An interpretable significant wave height forecasting model using a causal AI framework with error correction
Abstract
Accurate forecasting of Significant Wave Height (SWH) is crucial for early warning of marine hazards. However, existing artificial intelligence (AI) methods often lack integration of domain-specific prior knowledge, limiting prediction accuracy and reliability. To overcome this limitation, this study proposes a causal sequence-tosequence (C-Seq2Seq) model for SWH forecasting, combined with an Extreme Gradient Boosting (XGBoost) model to correct its forecasting errors. The C-Seq2Seq architecture incorporates causal knowledge-derived from The Peter and Clark Momentary Conditional Independence (PCMCI) causal inference-via causality structure and causal weighting units, enabling simultaneous capture of temporal dependencies and causal relationships. Furthermore, Bayesian Optimization (BO) and 3-fold Randomized Search Cross Validation (3-fold RSCV) were applied to optimize the hyperparameters of the forecasting and error correction models, respectively.

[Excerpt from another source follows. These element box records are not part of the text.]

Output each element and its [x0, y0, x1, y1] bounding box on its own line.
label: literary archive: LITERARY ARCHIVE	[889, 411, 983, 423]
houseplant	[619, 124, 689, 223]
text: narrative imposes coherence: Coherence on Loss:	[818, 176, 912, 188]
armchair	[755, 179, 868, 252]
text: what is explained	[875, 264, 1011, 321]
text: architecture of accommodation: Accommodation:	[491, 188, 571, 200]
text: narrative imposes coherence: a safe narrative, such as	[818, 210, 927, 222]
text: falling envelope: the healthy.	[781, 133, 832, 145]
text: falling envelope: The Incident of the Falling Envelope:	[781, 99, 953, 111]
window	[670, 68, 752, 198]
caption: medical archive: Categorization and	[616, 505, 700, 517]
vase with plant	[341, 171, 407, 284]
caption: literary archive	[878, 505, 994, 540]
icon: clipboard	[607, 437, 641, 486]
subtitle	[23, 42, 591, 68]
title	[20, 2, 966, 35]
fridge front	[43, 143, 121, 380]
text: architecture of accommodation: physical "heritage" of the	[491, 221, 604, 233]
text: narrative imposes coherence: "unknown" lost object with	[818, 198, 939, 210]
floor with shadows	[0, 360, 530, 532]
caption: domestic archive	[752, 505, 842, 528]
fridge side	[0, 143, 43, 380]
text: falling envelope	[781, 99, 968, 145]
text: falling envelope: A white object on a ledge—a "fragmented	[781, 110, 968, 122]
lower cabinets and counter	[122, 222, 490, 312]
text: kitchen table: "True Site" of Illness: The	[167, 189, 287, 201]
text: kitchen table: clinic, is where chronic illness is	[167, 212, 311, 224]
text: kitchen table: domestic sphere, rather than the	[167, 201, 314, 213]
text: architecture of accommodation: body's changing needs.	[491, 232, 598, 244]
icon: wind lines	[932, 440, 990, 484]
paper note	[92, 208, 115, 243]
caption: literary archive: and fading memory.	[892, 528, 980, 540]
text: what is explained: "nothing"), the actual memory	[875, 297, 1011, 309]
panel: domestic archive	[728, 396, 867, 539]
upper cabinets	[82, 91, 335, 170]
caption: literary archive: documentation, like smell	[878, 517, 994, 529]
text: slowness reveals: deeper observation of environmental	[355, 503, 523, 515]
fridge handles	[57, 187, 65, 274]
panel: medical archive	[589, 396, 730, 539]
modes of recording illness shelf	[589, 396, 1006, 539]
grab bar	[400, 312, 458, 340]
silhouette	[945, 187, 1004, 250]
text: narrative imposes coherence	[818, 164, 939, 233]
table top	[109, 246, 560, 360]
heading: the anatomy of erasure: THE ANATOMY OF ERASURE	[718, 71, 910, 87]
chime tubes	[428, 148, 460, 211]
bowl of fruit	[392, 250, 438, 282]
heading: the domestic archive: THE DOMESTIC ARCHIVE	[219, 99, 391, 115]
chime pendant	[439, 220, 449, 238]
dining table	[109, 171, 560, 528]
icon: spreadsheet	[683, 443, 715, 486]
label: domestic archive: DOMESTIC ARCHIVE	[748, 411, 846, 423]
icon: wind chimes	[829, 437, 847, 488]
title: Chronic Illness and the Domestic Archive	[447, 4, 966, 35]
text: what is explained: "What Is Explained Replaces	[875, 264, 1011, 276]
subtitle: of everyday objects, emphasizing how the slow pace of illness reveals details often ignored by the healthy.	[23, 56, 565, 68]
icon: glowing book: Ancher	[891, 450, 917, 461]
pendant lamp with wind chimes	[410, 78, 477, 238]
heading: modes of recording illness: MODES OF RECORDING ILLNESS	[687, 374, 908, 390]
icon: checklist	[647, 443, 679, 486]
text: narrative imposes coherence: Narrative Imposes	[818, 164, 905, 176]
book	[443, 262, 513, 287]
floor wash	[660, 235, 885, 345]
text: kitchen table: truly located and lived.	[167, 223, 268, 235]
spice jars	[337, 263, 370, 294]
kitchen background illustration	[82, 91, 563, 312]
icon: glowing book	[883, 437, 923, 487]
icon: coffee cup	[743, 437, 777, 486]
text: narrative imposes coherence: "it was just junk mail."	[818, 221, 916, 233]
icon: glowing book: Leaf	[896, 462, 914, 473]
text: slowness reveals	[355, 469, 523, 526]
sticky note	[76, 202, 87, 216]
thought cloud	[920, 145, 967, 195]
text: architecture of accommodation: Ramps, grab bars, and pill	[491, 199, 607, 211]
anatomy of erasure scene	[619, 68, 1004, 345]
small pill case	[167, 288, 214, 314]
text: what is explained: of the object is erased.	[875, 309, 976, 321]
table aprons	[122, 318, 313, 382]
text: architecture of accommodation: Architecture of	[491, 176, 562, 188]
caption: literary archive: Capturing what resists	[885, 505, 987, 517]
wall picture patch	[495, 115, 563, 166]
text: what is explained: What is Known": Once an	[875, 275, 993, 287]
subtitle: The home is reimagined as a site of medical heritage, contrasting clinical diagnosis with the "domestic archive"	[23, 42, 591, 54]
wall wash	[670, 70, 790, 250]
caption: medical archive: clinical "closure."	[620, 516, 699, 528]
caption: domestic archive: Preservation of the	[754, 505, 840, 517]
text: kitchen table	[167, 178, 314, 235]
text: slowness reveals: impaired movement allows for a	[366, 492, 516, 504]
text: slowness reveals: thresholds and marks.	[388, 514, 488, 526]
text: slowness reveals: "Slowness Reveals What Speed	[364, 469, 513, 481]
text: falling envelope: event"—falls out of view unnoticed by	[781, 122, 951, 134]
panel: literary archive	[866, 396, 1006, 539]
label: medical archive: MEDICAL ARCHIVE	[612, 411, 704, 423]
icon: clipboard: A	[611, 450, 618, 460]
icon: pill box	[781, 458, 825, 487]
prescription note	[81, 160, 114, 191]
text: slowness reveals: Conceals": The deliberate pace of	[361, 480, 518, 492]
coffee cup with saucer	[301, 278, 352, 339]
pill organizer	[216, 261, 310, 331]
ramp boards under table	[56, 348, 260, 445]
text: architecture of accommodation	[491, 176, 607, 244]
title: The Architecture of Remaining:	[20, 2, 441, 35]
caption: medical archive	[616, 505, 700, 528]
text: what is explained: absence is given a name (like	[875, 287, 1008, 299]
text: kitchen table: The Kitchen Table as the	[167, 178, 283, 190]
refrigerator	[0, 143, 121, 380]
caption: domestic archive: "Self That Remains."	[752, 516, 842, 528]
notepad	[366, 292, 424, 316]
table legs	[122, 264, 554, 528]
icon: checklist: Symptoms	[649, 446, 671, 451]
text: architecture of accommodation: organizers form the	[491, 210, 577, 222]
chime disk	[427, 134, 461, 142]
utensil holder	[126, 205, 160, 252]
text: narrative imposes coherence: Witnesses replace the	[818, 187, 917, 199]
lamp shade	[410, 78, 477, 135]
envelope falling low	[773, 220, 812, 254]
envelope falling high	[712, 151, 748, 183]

Compared to the LSTM baseline, the integrated C-Seq2Seq and XGBoost model achieved statistically significant Root Mean Square Error (RMSE) improvements across 1- to 24-h lead times. Specifically, the RMSE improved by 1.08 %- 18.68 % at Matsu Buoy (ID: C6W08) and by 1.34 %-4.85 % at Hualien Buoy (ID: 46699A), respectively. These findings indicate that incorporating causal and error correction mechanisms into time-series forecasting frameworks substantially strengthens predictive capability.